L’individu qui est ainsi présenté dans sa multiplication comme toujours identique, suggère l’angoisse qu’éprouve le citadin à ne plus pouvoir, malgré la mise en oeuvre des singularités les plus excentriques, rompre le cercle magique du type. Cercle magique qui est déjà suggéré par Poe dans sa description de la foule. Les êtres dont il la voit composée, apparaissent comme assujettis à des automatismes. C’est, du reste, la conscience de cet automatisme strictement réglé, de ce caractère rigoureusement typique qui, lentement acquise, solidement établie, va leur permettre, au bout d’un siècle de se targuer d’une inhumanité et d’une cruauté inédites. Il paraît que, par échappées, Baudelaire ait saisi les traits de cette inhumanité à venir. On lit dans Fusées :
« Le monde va finir… Je demande à tout homme qui pense de me montrer ce qui subsiste de la vie… Ce n’est pas particulièrement par des institutions politiques que se manifestera la ruine universelle… Ce sera par l’avilissement des cœurs. Ai-je besoin de dire que le peu qui restera de politique se débattra péniblement dans les étreintes de l’animalité générale, et que les gouvernants seront forcés, pour se maintenir et pour créer un fantôme d’ordre, de recourir à des moyens qui feraient frissonner notre humanité actuelle, pourtant si endurcie ? … Ces temps sont peut-être bien proches ; qui sait même s’ils ne sont pas venus, et si l’épaississement de notre nature n’est pas le seul obstacle qui nous empêche d’apprécier le milieu dans lequel nous respirons ? »
Nous ne sommes déjà pas si mal placés pour convenir de la justesse de ces phrases.

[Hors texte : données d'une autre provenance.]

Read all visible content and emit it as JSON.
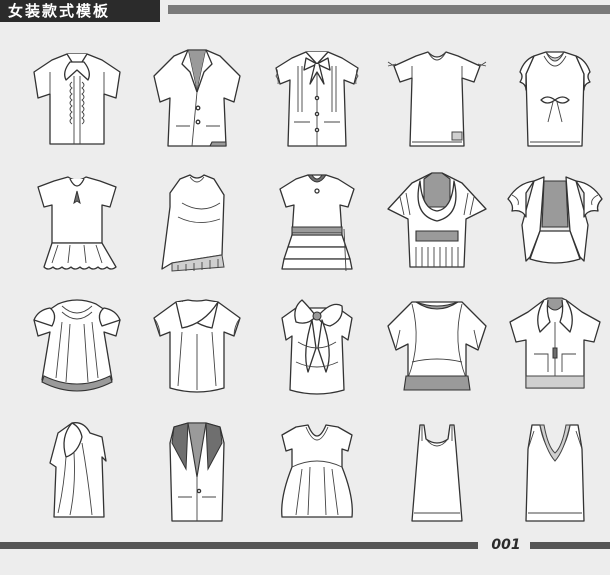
{
  "header": {
    "title": "女装款式模板"
  },
  "footer": {
    "page_number": "001"
  },
  "colors": {
    "header_bar": "#2b2b2b",
    "rule": "#7a7a7a",
    "background": "#ededed",
    "garment_fill": "#ffffff",
    "garment_shade": "#9a9a9a"
  }
}
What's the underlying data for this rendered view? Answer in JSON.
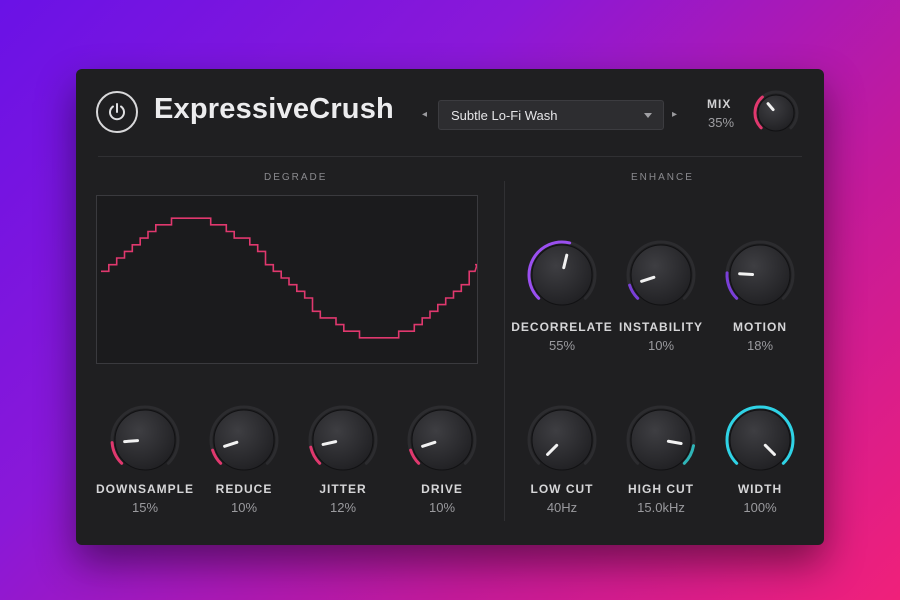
{
  "header": {
    "title": "ExpressiveCrush",
    "preset": "Subtle Lo-Fi Wash",
    "prev_glyph": "◂",
    "next_glyph": "▸",
    "caret_glyph": "▾",
    "mix_label": "MIX",
    "mix_value": "35%",
    "mix_level": 0.35
  },
  "sections": {
    "degrade": "DEGRADE",
    "enhance": "ENHANCE"
  },
  "knobs": {
    "downsample": {
      "label": "DOWNSAMPLE",
      "value": "15%",
      "level": 0.15
    },
    "reduce": {
      "label": "REDUCE",
      "value": "10%",
      "level": 0.1
    },
    "jitter": {
      "label": "JITTER",
      "value": "12%",
      "level": 0.12
    },
    "drive": {
      "label": "DRIVE",
      "value": "10%",
      "level": 0.1
    },
    "decorrelate": {
      "label": "DECORRELATE",
      "value": "55%",
      "level": 0.55
    },
    "instability": {
      "label": "INSTABILITY",
      "value": "10%",
      "level": 0.1
    },
    "motion": {
      "label": "MOTION",
      "value": "18%",
      "level": 0.18
    },
    "low_cut": {
      "label": "LOW CUT",
      "value": "40Hz",
      "level": 0.0
    },
    "high_cut": {
      "label": "HIGH CUT",
      "value": "15.0kHz",
      "level": 0.87
    },
    "width": {
      "label": "WIDTH",
      "value": "100%",
      "level": 1.0
    }
  },
  "colors": {
    "degrade_accent": "#e0386e",
    "decorrelate_accent": "#9a4ff0",
    "instability_accent": "#7a3fd8",
    "motion_accent": "#7a3fd8",
    "cut_accent": "#2fb5b8",
    "width_accent": "#2fd3e6",
    "mix_accent": "#e0386e",
    "waveform": "#e0386e",
    "track": "#2c2c2f"
  },
  "icons": {
    "power": "power-icon"
  }
}
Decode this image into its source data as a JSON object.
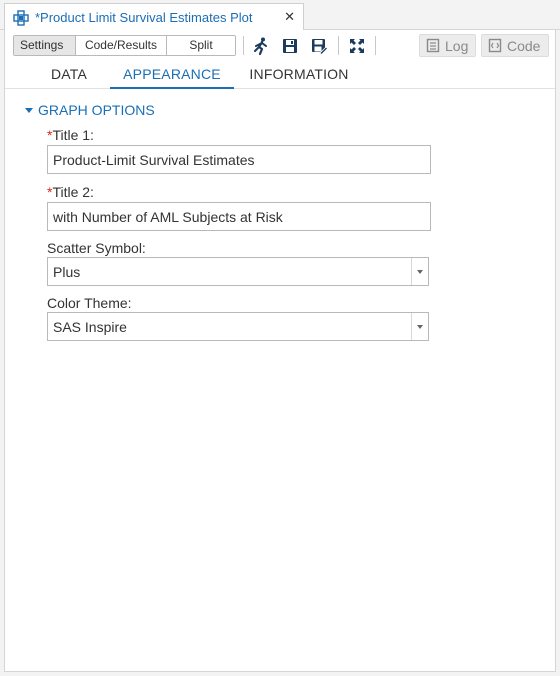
{
  "window": {
    "tab_title": "*Product Limit Survival Estimates Plot",
    "close_glyph": "✕"
  },
  "toolbar": {
    "view_modes": [
      "Settings",
      "Code/Results",
      "Split"
    ],
    "selected_view": "Settings",
    "icons": [
      "run-icon",
      "save-icon",
      "save-as-icon",
      "maximize-icon"
    ],
    "log_label": "Log",
    "code_label": "Code"
  },
  "tabs": {
    "items": [
      "DATA",
      "APPEARANCE",
      "INFORMATION"
    ],
    "active": "APPEARANCE"
  },
  "graph_options": {
    "section_label": "GRAPH OPTIONS",
    "required_marker": "*",
    "title1_label": "Title 1:",
    "title1_value": "Product-Limit Survival Estimates",
    "title2_label": "Title 2:",
    "title2_value": "with Number of AML Subjects at Risk",
    "scatter_label": "Scatter Symbol:",
    "scatter_value": "Plus",
    "color_theme_label": "Color Theme:",
    "color_theme_value": "SAS Inspire"
  },
  "colors": {
    "accent": "#1a6eb5",
    "required": "#d9261c"
  }
}
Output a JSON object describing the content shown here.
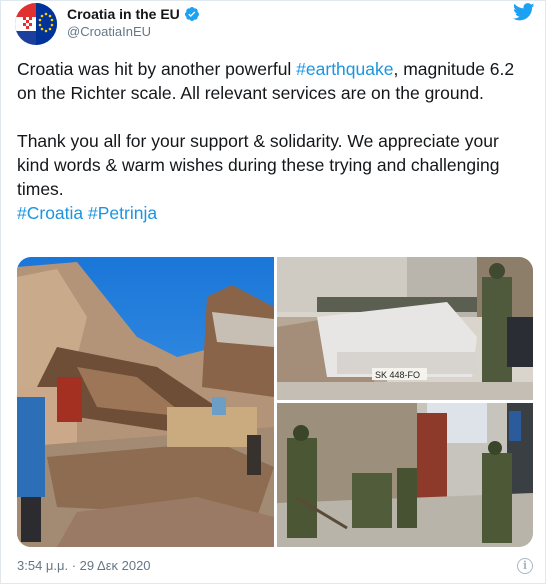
{
  "account": {
    "name": "Croatia in the EU",
    "handle": "@CroatiaInEU",
    "verified": true,
    "avatar_icon": "croatia-eu-flags-avatar"
  },
  "tweet": {
    "p1_pre": "Croatia was hit by another powerful ",
    "p1_tag": "#earthquake",
    "p1_post": ", magnitude 6.2 on the Richter scale. All relevant services are on the ground.",
    "p2": "Thank you all for your support & solidarity. We appreciate your kind words & warm wishes during these trying and challenging times.",
    "tag1": "#Croatia",
    "tag2": "#Petrinja"
  },
  "media": {
    "license_plate": "SK 448-FO"
  },
  "footer": {
    "timestamp": "3:54 μ.μ. · 29 Δεκ 2020"
  },
  "colors": {
    "hashtag": "#1b95e0",
    "twitter_blue": "#1da1f2",
    "text": "#14171a",
    "muted": "#657786"
  },
  "icons": [
    "twitter-bird-icon",
    "verified-badge-icon",
    "info-icon"
  ]
}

Il y a bien des chances qu’elles gagneront en sinistre. Peut-être la condition de la clairvoyance dont elles font preuve, était beaucoup moins un don quelconque d’observateur que l’irrémédiable détresse du solitaire au sein des foules. Est-il trop audacieux de prétendre que ce sont ces mêmes foules qui, de nos jours, sont pétries par les mains des dictateurs ? Quant à la faculté d’entrevoir dans ces foules asservies des noyaux de résistance – noyaux que formèrent les masses révolutionnaires de quarante-huit et les communards – elle n’était pas dévolue à Baudelaire. Le désespoir fut la rançon de cette sensibilité qui, la première abordant la grande ville, la première en fut saisie d’un frisson que nous, en face de menaces multiples, par trop précises, ne savons même plus sentir.  » 

 



 

Texte de la conférence prononcée par Walter Benjamin lors de son séjour au “Foyer d’Etudes et de repos” de l’Abbaye de Pontigny en mai 1939. Prononcée en français et sténographiée, cette conférence, dont il déclara qu’elle était un “abrégé” de ses travaux sur Baudelaire est restée inédite de son vivant.